The Schuylkill River Trail is one of many examples of Philadelphia’s commitment to pedestrian safety. Although it may not rank as highly as NYC or San Fran, Philly has a lot to be proud of in terms of walkability. Indeed, this city often ranks as one of the most walkable in the USA. If it’s your first time in the city, you may be surprised just how easy walking around Philadelphia’s historic districts are.

Relive The Revolution At Fort Mifflin

To say there’s a lot of colonial history in Philadelphia is quite the understatement. After all, this is where the Founding Fathers put together both the Declaration of Independence and the Constitution. Central Philadelphia is also a 30-minute car drive away from Valley Forge, where General George Washington and the Continental Army famously retreated in 1777.

While Valley Forge and Independence Hall are must-see destinations, don’t forget about Fort Mifflin! Although it’s not often mentioned in high school history, this well-preserved British fort played a significant role in the Revolutionary War.

Now a National Historic Landmark, Fort Mifflin is regarded as one of the USA’s oldest military structures. If you’re lucky, you might catch an exciting live demonstration during your tour. Just be forewarned, some locals say spectral soldiers still haunt these grounds.

As a bonus, this fort is just a stone’s throw from Philadelphia International Airport. So be sure to plan a visit here if you’re flying into Philly!

A Legendary Library – Tour The Ornate Rosenbach Museum

Although the Rosenbach might not look like much on the outside, it’s a pretty big deal for bibliophiles. Named after the brothers Philip and Dr. A.S.W. Rosenbach, this library & museum houses thousands of the rarest books and manuscripts in the USA.

Most famously, the Rosenbach has the original manuscript for James Joyce’s masterpiece Ulysses, but there are countless other treasures to explore here. For instance, you’ll get to see a first edition of Ben Franklin’s Poor Richard’s Almanak, notes from children’s author Maurice Sendak, and drafts for Bram Stoker’s spooky Dracula. 

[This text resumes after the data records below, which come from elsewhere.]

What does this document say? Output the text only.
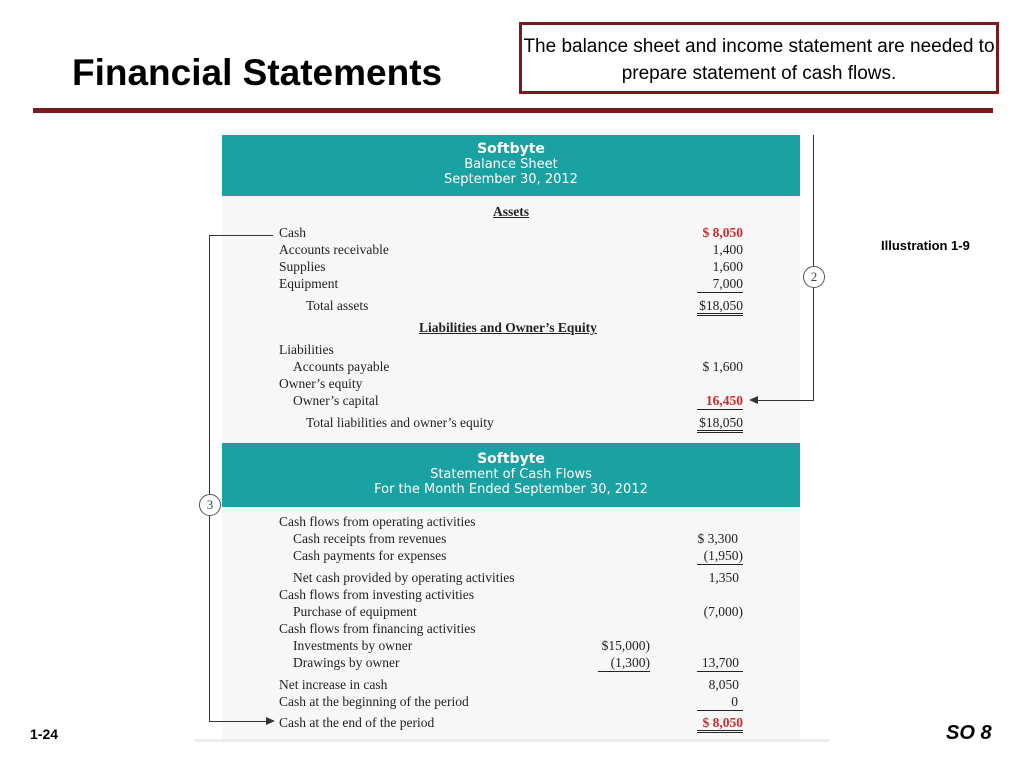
Financial Statements
The balance sheet and income statement are needed to prepare statement of cash flows.
Illustration 1-9
1-24	SO 8
Softbyte
Balance Sheet
September 30, 2012
Assets
Cash	$ 8,050
Accounts receivable	1,400
Supplies	1,600
Equipment	7,000
Total assets	$18,050
Liabilities and Owner’s Equity
Liabilities
Accounts payable	$ 1,600
Owner’s equity
Owner’s capital	16,450
Total liabilities and owner’s equity	$18,050
Softbyte
Statement of Cash Flows
For the Month Ended September 30, 2012
Cash flows from operating activities
Cash receipts from revenues	$ 3,300
Cash payments for expenses	(1,950)
Net cash provided by operating activities	1,350
Cash flows from investing activities
Purchase of equipment	(7,000)
Cash flows from financing activities
Investments by owner	$15,000)
Drawings by owner	(1,300)	13,700
Net increase in cash	8,050
Cash at the beginning of the period	0
Cash at the end of the period	$ 8,050
2
3
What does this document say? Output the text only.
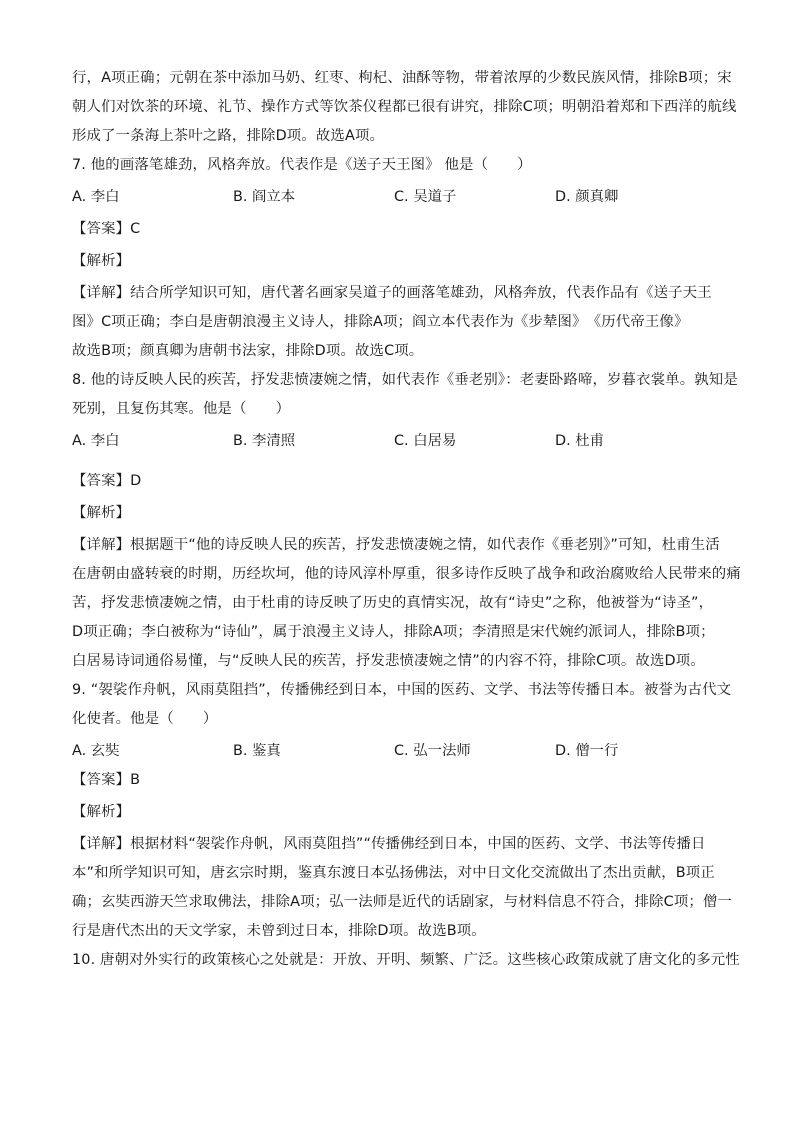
行，A项正确；元朝在茶中添加马奶、红枣、枸杞、油酥等物，带着浓厚的少数民族风情，排除B项；宋
朝人们对饮茶的环境、礼节、操作方式等饮茶仪程都已很有讲究，排除C项；明朝沿着郑和下西洋的航线
形成了一条海上茶叶之路，排除D项。故选A项。
7. 他的画落笔雄劲，风格奔放。代表作是《送子天王图》 他是（　　）
A. 李白	B. 阎立本	C. 吴道子	D. 颜真卿
【答案】C
【解析】
【详解】结合所学知识可知，唐代著名画家吴道子的画落笔雄劲，风格奔放，代表作品有《送子天王
图》C项正确；李白是唐朝浪漫主义诗人，排除A项；阎立本代表作为《步辇图》　《历代帝王像》
故选B项；颜真卿为唐朝书法家，排除D项。故选C项。
8. 他的诗反映人民的疾苦，抒发悲愤凄婉之情，如代表作《垂老别》：老妻卧路啼，岁暮衣裳单。孰知是
死别，且复伤其寒。他是（　　）
A. 李白	B. 李清照	C. 白居易	D. 杜甫
【答案】D
【解析】
【详解】根据题干“他的诗反映人民的疾苦，抒发悲愤凄婉之情，如代表作《垂老别》”可知，杜甫生活
在唐朝由盛转衰的时期，历经坎坷，他的诗风淳朴厚重，很多诗作反映了战争和政治腐败给人民带来的痛
苦，抒发悲愤凄婉之情，由于杜甫的诗反映了历史的真情实况，故有“诗史”之称，他被誉为“诗圣”，
D项正确；李白被称为“诗仙”，属于浪漫主义诗人，排除A项；李清照是宋代婉约派词人，排除B项；
白居易诗词通俗易懂，与“反映人民的疾苦，抒发悲愤凄婉之情”的内容不符，排除C项。故选D项。
9. “袈裟作舟帆，风雨莫阻挡”，传播佛经到日本，中国的医药、文学、书法等传播日本。被誉为古代文
化使者。他是（　　）
A. 玄奘	B. 鉴真	C. 弘一法师	D. 僧一行
【答案】B
【解析】
【详解】根据材料“袈裟作舟帆，风雨莫阻挡”“传播佛经到日本，中国的医药、文学、书法等传播日
本”和所学知识可知，唐玄宗时期，鉴真东渡日本弘扬佛法，对中日文化交流做出了杰出贡献，B项正
确；玄奘西游天竺求取佛法，排除A项；弘一法师是近代的话剧家，与材料信息不符合，排除C项；僧一
行是唐代杰出的天文学家，未曾到过日本，排除D项。故选B项。
10. 唐朝对外实行的政策核心之处就是：开放、开明、频繁、广泛。这些核心政策成就了唐文化的多元性
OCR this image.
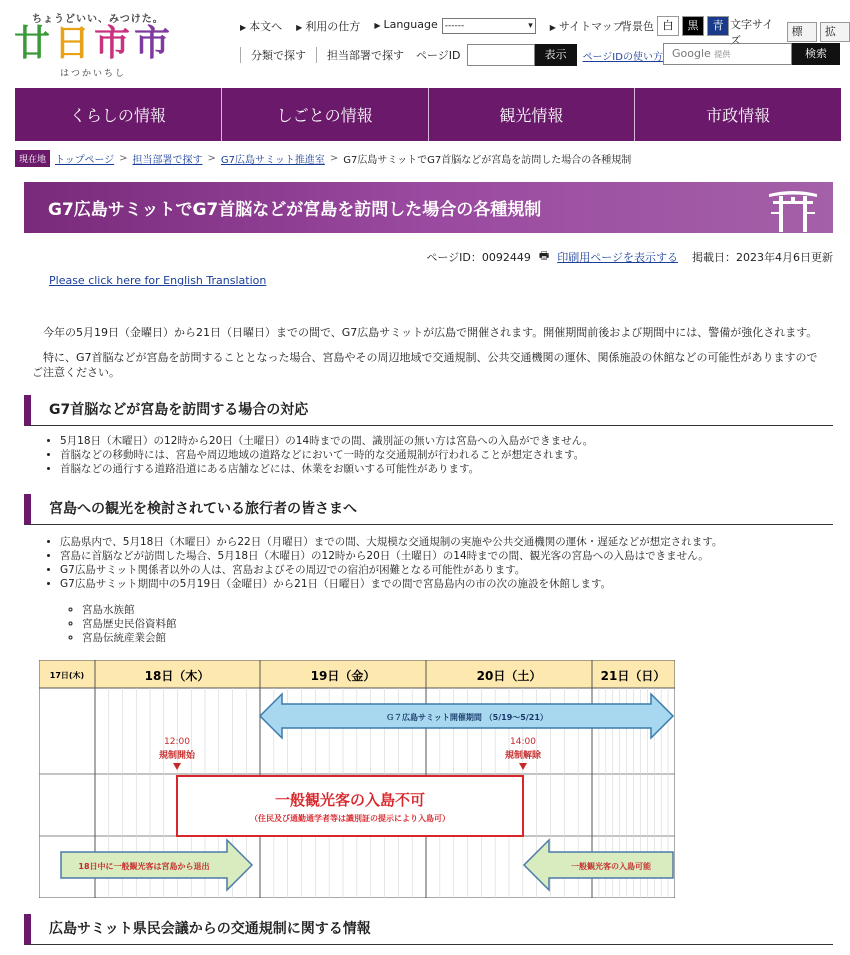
ちょうどいい、みつけた。
廿日市市
はつかいちし
▶ 本文へ ▶ 利用の仕方 ▶ Language ------	▾ ▶ サイトマップ
背景色 白	黒	青 文字サイズ
標	拡
分類で探す	担当部署で探す	ページID	表示	ページIDの使い方 Google 提供	検索
くらしの情報	しごとの情報	観光情報	市政情報
現在地 トップページ > 担当部署で探す > G7広島サミット推進室 > G7広島サミットでG7首脳などが宮島を訪問した場合の各種規制
G7広島サミットでG7首脳などが宮島を訪問した場合の各種規制
ページID：0092449 🖶 印刷用ページを表示する 掲載日：2023年4月6日更新
Please click here for English Translation
今年の5月19日（金曜日）から21日（日曜日）までの間で、G7広島サミットが広島で開催されます。開催期間前後および期間中には、警備が強化されます。
特に、G7首脳などが宮島を訪問することとなった場合、宮島やその周辺地域で交通規制、公共交通機関の運休、関係施設の休館などの可能性がありますのでご注意ください。
G7首脳などが宮島を訪問する場合の対応
• 5月18日（木曜日）の12時から20日（土曜日）の14時までの間、識別証の無い方は宮島への入島ができません。
• 首脳などの移動時には、宮島や周辺地域の道路などにおいて一時的な交通規制が行われることが想定されます。
• 首脳などの通行する道路沿道にある店舗などには、休業をお願いする可能性があります。
宮島への観光を検討されている旅行者の皆さまへ
• 広島県内で、5月18日（木曜日）から22日（月曜日）までの間、大規模な交通規制の実施や公共交通機関の運休・遅延などが想定されます。
• 宮島に首脳などが訪問した場合、5月18日（木曜日）の12時から20日（土曜日）の14時までの間、観光客の宮島への入島はできません。
• G7広島サミット関係者以外の人は、宮島およびその周辺での宿泊が困難となる可能性があります。
• G7広島サミット期間中の5月19日（金曜日）から21日（日曜日）までの間で宮島島内の市の次の施設を休館します。
◦ 宮島水族館
◦ 宮島歴史民俗資料館
◦ 宮島伝統産業会館
17日(木)	18日（木）	19日（金）	20日（土）	21日（日）
Ｇ７広島サミット開催期間 （5/19～5/21）
12:00
規制開始
14:00
規制解除
一般観光客の入島不可
（住民及び通勤通学者等は識別証の提示により入島可）
18日中に一般観光客は宮島から退出	一般観光客の入島可能
広島サミット県民会議からの交通規制に関する情報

In addition to sharing a few of these rare books with visitors, the Rosenbach offers guided tours of its historic home. Even if you’re not all that into high literature, it’s a fun experience to walk back in time in this gorgeous property.

You can find the Rosenbach at 2008 and 2010 Delancey Place, just a short walk from Rittenhouse Square.

A Final Footnote On Footlongs! – Where’s The Best Philly Cheesesteak?

After exploring every corner of Philadelphia, you’re probably feeling pretty hungry. Of course, the tastiest way to re-fuel in this city is to order an iconic Philly cheesesteak!

However, since this steamy sandwich is such a Philly staple, it can be difficult for tourists to find the “best” in the city. Although there are spirited debates over who offers the best cheesesteak, Pat’s King of Steaks wins the award for “authenticity.” According to most reports, Pat Olivieri created the first Philly cheesesteak in 1930, and his family continues this tradition at this 24/7 food stand. You can find Pat’s King of Steaks at 1237 E Passyunk Ave. in South Philly.

If you’d rather stay in the heart of Philadelphia, then food critics recommend the new Sonny’s Famous Steaks at 228 Market Street. Although it only opened in 2000, Sonny’s is hailed for using the highest-quality local cheeses, Angus beef, and fresh-baked bread. Best of all, you could reach Sonny’s in a short stroll from the touristy Liberty Bell area.